With their in-your-face band names, songs, and attire, the punk s in some adult eyes represented a scandalous nihilism and destructiveness. Even MacDonald's family thought he had gone bonkers. But for him, punk symbolized a smashing of the structure of poverty, violence, depression, and fatalism that dogged his family.

``If punk was not normal," he said, ``in the world I was coming from, normal meant doing coke and hating black people." In the punk world, ``there was no such thing as peer pressure. Everyone not only looked different, but if you said, `I don't do drugs,' they would say, `Oh, that's interesting.' "

The idea of a youth finding himself through rebel music might not seem startling -- isn't that what rock 'n' roll was always about? But in his life MacDonald sees it in more high-stakes terms. It wasn't just teen self-assertion; it was a desperate campaign of healing and self-preservation.

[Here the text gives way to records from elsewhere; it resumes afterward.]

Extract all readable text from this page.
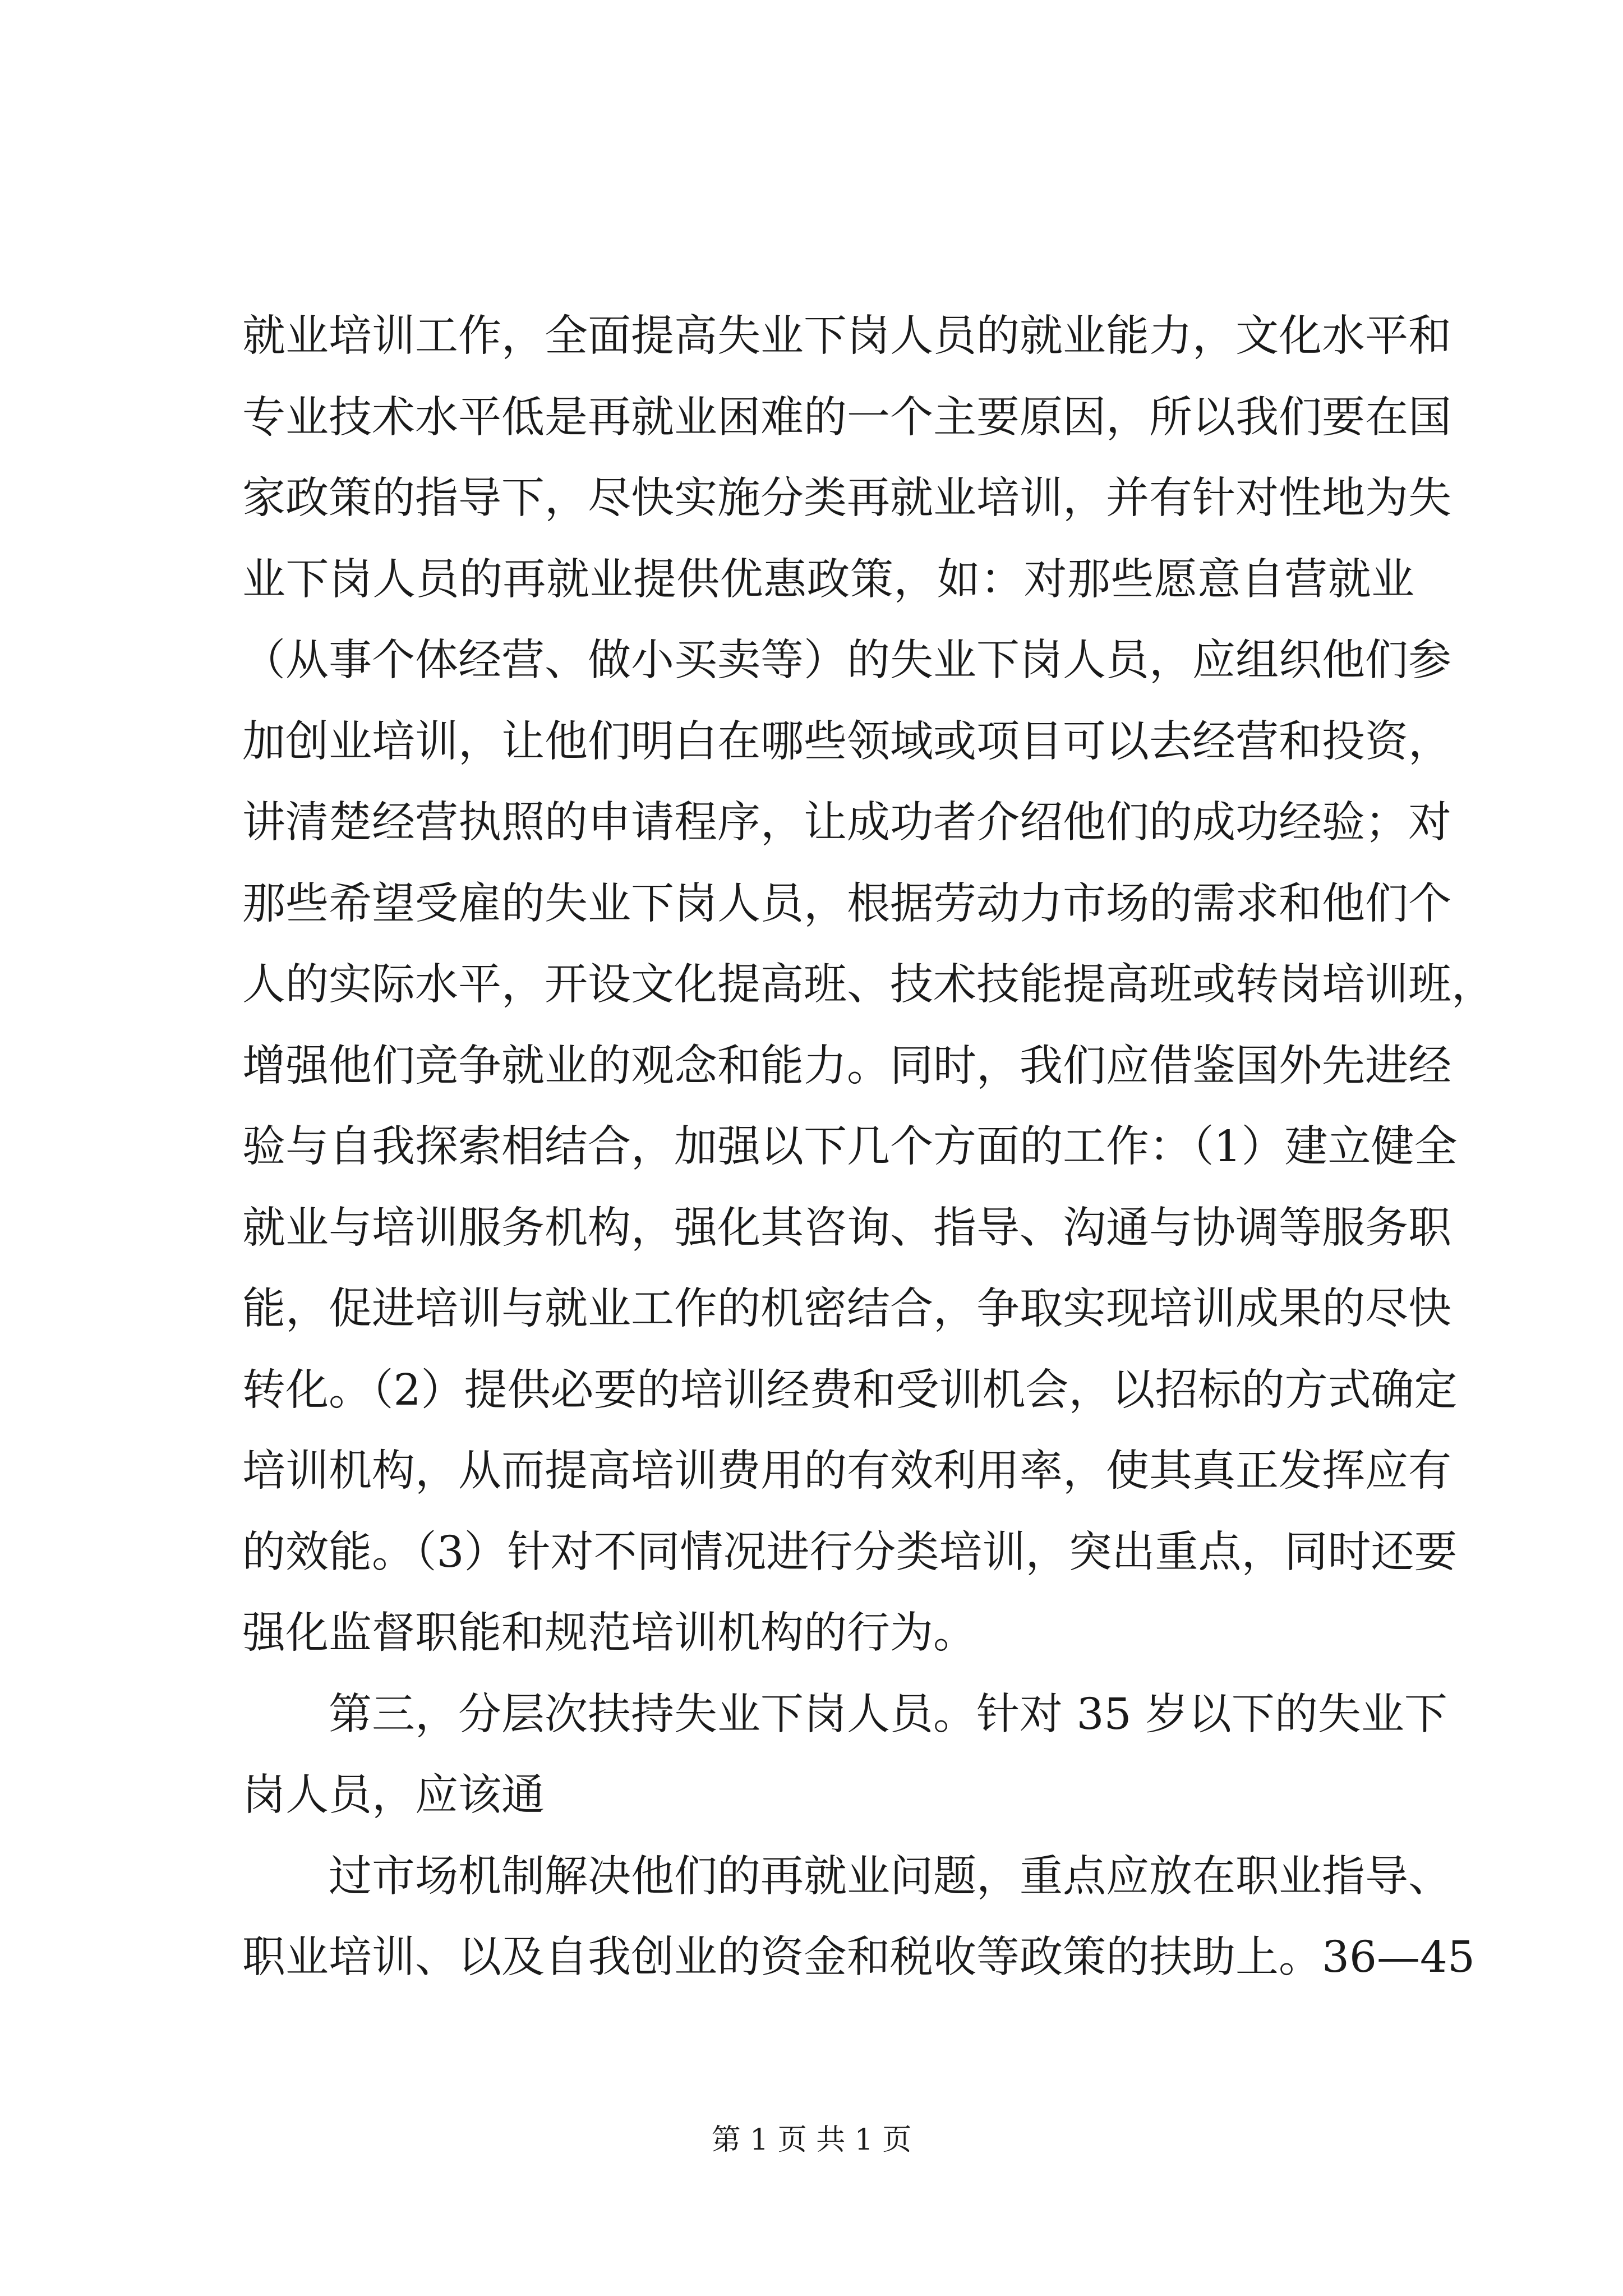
就业培训工作，全面提高失业下岗人员的就业能力，文化水平和
专业技术水平低是再就业困难的一个主要原因，所以我们要在国
家政策的指导下，尽快实施分类再就业培训，并有针对性地为失
业下岗人员的再就业提供优惠政策，如：对那些愿意自营就业
（从事个体经营、做小买卖等）的失业下岗人员，应组织他们参
加创业培训，让他们明白在哪些领域或项目可以去经营和投资，
讲清楚经营执照的申请程序，让成功者介绍他们的成功经验；对
那些希望受雇的失业下岗人员，根据劳动力市场的需求和他们个
人的实际水平，开设文化提高班、技术技能提高班或转岗培训班，
增强他们竞争就业的观念和能力。同时，我们应借鉴国外先进经
验与自我探索相结合，加强以下几个方面的工作：（1）建立健全
就业与培训服务机构，强化其咨询、指导、沟通与协调等服务职
能，促进培训与就业工作的机密结合，争取实现培训成果的尽快
转化。（2）提供必要的培训经费和受训机会，以招标的方式确定
培训机构，从而提高培训费用的有效利用率，使其真正发挥应有
的效能。（3）针对不同情况进行分类培训，突出重点，同时还要
强化监督职能和规范培训机构的行为。
第三，分层次扶持失业下岗人员。针对 35 岁以下的失业下
岗人员，应该通
过市场机制解决他们的再就业问题，重点应放在职业指导、
职业培训、以及自我创业的资金和税收等政策的扶助上。36—45
第 1 页 共 1 页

``I found a music that was expressing the things I wished I could express," said MacDonald, who lives in New York now but was in Boston last week for a visit. ``The anger, and angst, that I was feeling, I could vicariously express through the anger and alienation of punk. Like the button that said `In order to create, you must destroy,' subconsciously I was destroying everything I had come from, erasing as much as I could: South Boston, poverty, Irish heritage, all of that. I was doing things you wouldn't recommend to a kid, like being 13 years old in underground clubs with 20- and 21-year-olds. But it was saving my life."

Help from Ireland
The book also tells of 19-year-old MacDonald's eye-opening trip to western Ireland to look up his grandparents' relatives. There, in the ancient culture of defiant music and resistance to outside power, he found a historic background that helped make comprehensible his childhood world. ``Thank God for that trip," he said. ``The more I study that place, the more I understand my family."

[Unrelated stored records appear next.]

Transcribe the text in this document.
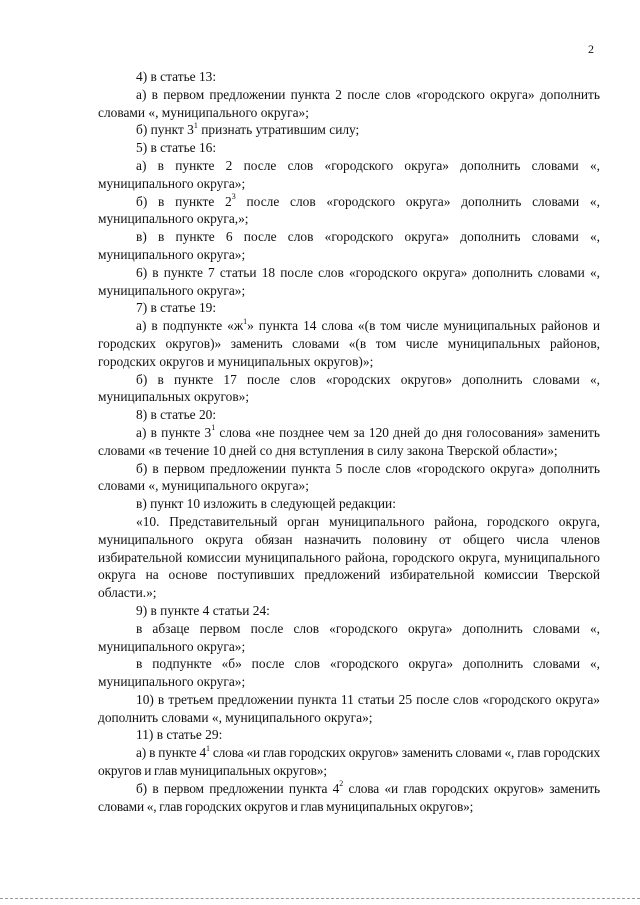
2

4) в статье 13:

а) в первом предложении пункта 2 после слов «городского округа» дополнить словами «, муниципального округа»;

б) пункт $3^1$ признать утратившим силу;

5) в статье 16:

а) в пункте 2 после слов «городского округа» дополнить словами «, муниципального округа»;

б) в пункте $2^3$ после слов «городского округа» дополнить словами «, муниципального округа,»;

в) в пункте 6 после слов «городского округа» дополнить словами «, муниципального округа»;

6) в пункте 7 статьи 18 после слов «городского округа» дополнить словами «, муниципального округа»;

7) в статье 19:

а) в подпункте «$ж^1$» пункта 14 слова «(в том числе муниципальных районов и городских округов)» заменить словами «(в том числе муниципальных районов, городских округов и муниципальных округов)»;

б) в пункте 17 после слов «городских округов» дополнить словами «, муниципальных округов»;

8) в статье 20:

а) в пункте $3^1$ слова «не позднее чем за 120 дней до дня голосования» заменить словами «в течение 10 дней со дня вступления в силу закона Тверской области»;

б) в первом предложении пункта 5 после слов «городского округа» дополнить словами «, муниципального округа»;

в) пункт 10 изложить в следующей редакции:

«10. Представительный орган муниципального района, городского округа, муниципального округа обязан назначить половину от общего числа членов избирательной комиссии муниципального района, городского округа, муниципального округа на основе поступивших предложений избирательной комиссии Тверской области.»;

9) в пункте 4 статьи 24:

в абзаце первом после слов «городского округа» дополнить словами «, муниципального округа»;

в подпункте «б» после слов «городского округа» дополнить словами «, муниципального округа»;

10) в третьем предложении пункта 11 статьи 25 после слов «городского округа» дополнить словами «, муниципального округа»;

11) в статье 29:

а) в пункте $4^1$ слова «и глав городских округов» заменить словами «, глав городских округов и глав муниципальных округов»;

б) в первом предложении пункта $4^2$ слова «и глав городских округов» заменить словами «, глав городских округов и глав муниципальных округов»;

MacDonald earned a GED certificate and spent six years at the University of Massachusetts at Boston, studying juvenile justice and Irish history, without finishing a degree. By the 1990s, he was working as a paid community organizer, in both black and white neighborhoods, trying to help youths survive the pathologies that had claimed his siblings. He helped organize Boston's original gun-buyback program and founded the South Boston Vigil Group, where people who had lost family members to drugs or violence could share their experiences with others.

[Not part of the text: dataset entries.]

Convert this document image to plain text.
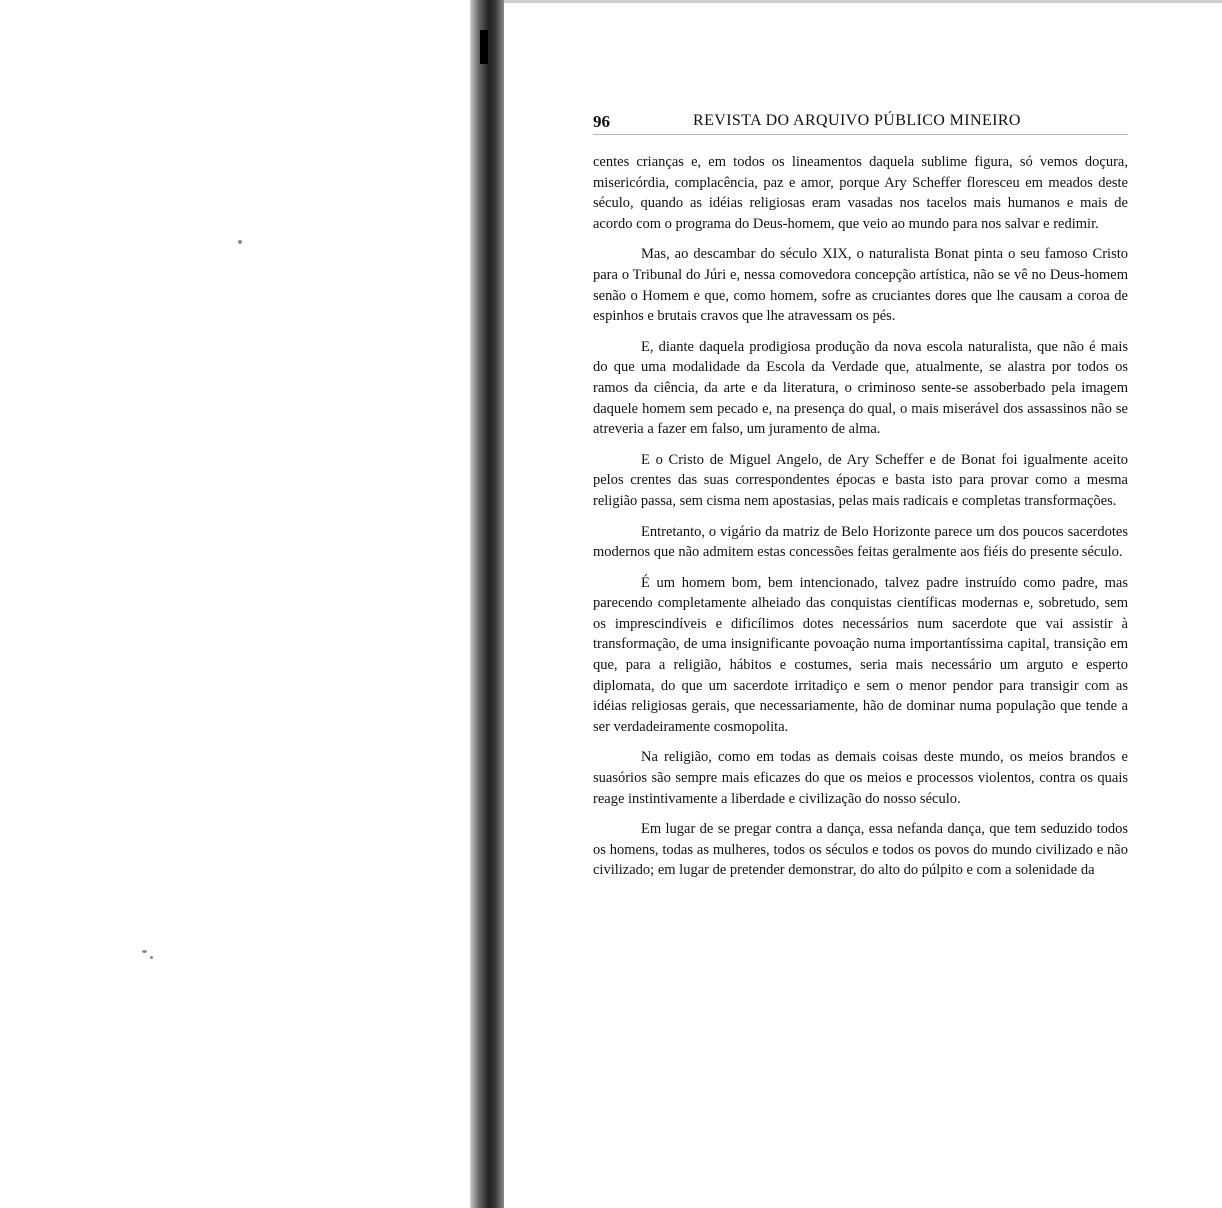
96	REVISTA DO ARQUIVO PÚBLICO MINEIRO

centes crianças e, em todos os lineamentos daquela sublime figura, só vemos doçura, misericórdia, complacência, paz e amor, porque Ary Scheffer floresceu em meados deste século, quando as idéias religiosas eram vasadas nos tacelos mais humanos e mais de acordo com o programa do Deus-homem, que veio ao mundo para nos salvar e redimir.

Mas, ao descambar do século XIX, o naturalista Bonat pinta o seu famoso Cristo para o Tribunal do Júri e, nessa comovedora concepção artística, não se vê no Deus-homem senão o Homem e que, como homem, sofre as cruciantes dores que lhe causam a coroa de espinhos e brutais cravos que lhe atravessam os pés.

E, diante daquela prodigiosa produção da nova escola naturalista, que não é mais do que uma modalidade da Escola da Verdade que, atualmente, se alastra por todos os ramos da ciência, da arte e da literatura, o criminoso sente-se assoberbado pela imagem daquele homem sem pecado e, na presença do qual, o mais miserável dos assassinos não se atreveria a fazer em falso, um juramento de alma.

E o Cristo de Miguel Angelo, de Ary Scheffer e de Bonat foi igualmente aceito pelos crentes das suas correspondentes épocas e basta isto para provar como a mesma religião passa, sem cisma nem apostasias, pelas mais radicais e completas transformações.

Entretanto, o vigário da matriz de Belo Horizonte parece um dos poucos sacerdotes modernos que não admitem estas concessões feitas geralmente aos fiéis do presente século.

É um homem bom, bem intencionado, talvez padre instruído como padre, mas parecendo completamente alheiado das conquistas científicas modernas e, sobretudo, sem os imprescindíveis e dificílimos dotes necessários num sacerdote que vai assistir à transformação, de uma insignificante povoação numa importantíssima capital, transição em que, para a religião, hábitos e costumes, seria mais necessário um arguto e esperto diplomata, do que um sacerdote irritadiço e sem o menor pendor para transigir com as idéias religiosas gerais, que necessariamente, hão de dominar numa população que tende a ser verdadeiramente cosmopolita.

Na religião, como em todas as demais coisas deste mundo, os meios brandos e suasórios são sempre mais eficazes do que os meios e processos violentos, contra os quais reage instintivamente a liberdade e civilização do nosso século.

Em lugar de se pregar contra a dança, essa nefanda dança, que tem seduzido todos os homens, todas as mulheres, todos os séculos e todos os povos do mundo civilizado e não civilizado; em lugar de pretender demonstrar, do alto do púlpito e com a solenidade da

In the late 1990s, he met Deanne Urmy, at the time an editor at Boston's Beacon Press, who was impressed by his story, his community work, and his fiery drive. ``If he could do what he had done already," said Urmy, who edited ``All Souls" for Beacon and ``Easter Rising" for Houghton Mifflin, ``he could surely write a book."

``When `All Souls' came out," said MacDonald, ``the response was unbelievable. At book signings, people would get in line and tell me their own family traumas. Someone had committed suicide, or their father was an alcoholic who beat their mother. They'd say, `I spent my whole life denying this stuff happened.' " He is working on a screenplay for the movie version of the book, which is to be directed by Ron Shelton.

MacDonald has made a career of writing, public speaking, and advocating for troubled youths. He says he has many books in him, and hopes to write fiction about Irish history. Apart from Kathleen, his siblings are doing well, and Seamus and Stephen live near him in Brooklyn. His mother, Helen, survived as well. She lives today with her son Joe in Golden, Colo., and takes care of Kathleen. MacDonald himself is single and lives alone.

Though salvation through rock makes a lively story, MacDonald insists there's no panacea in ``Easter Rising." At readings of ``All Souls," he said, ``among teachers and guidance counselors, there was that question: `How did you make it out?' What they were saying is, `We want to find what you had that got you out of this ghetto situation so we can bottle it and feed it to kids.' But there is no one formula. Some people make it out through the path I didn't take -- finish at Boston Latin School, go on to Harvard. That's a great route, but my route was more transgressive."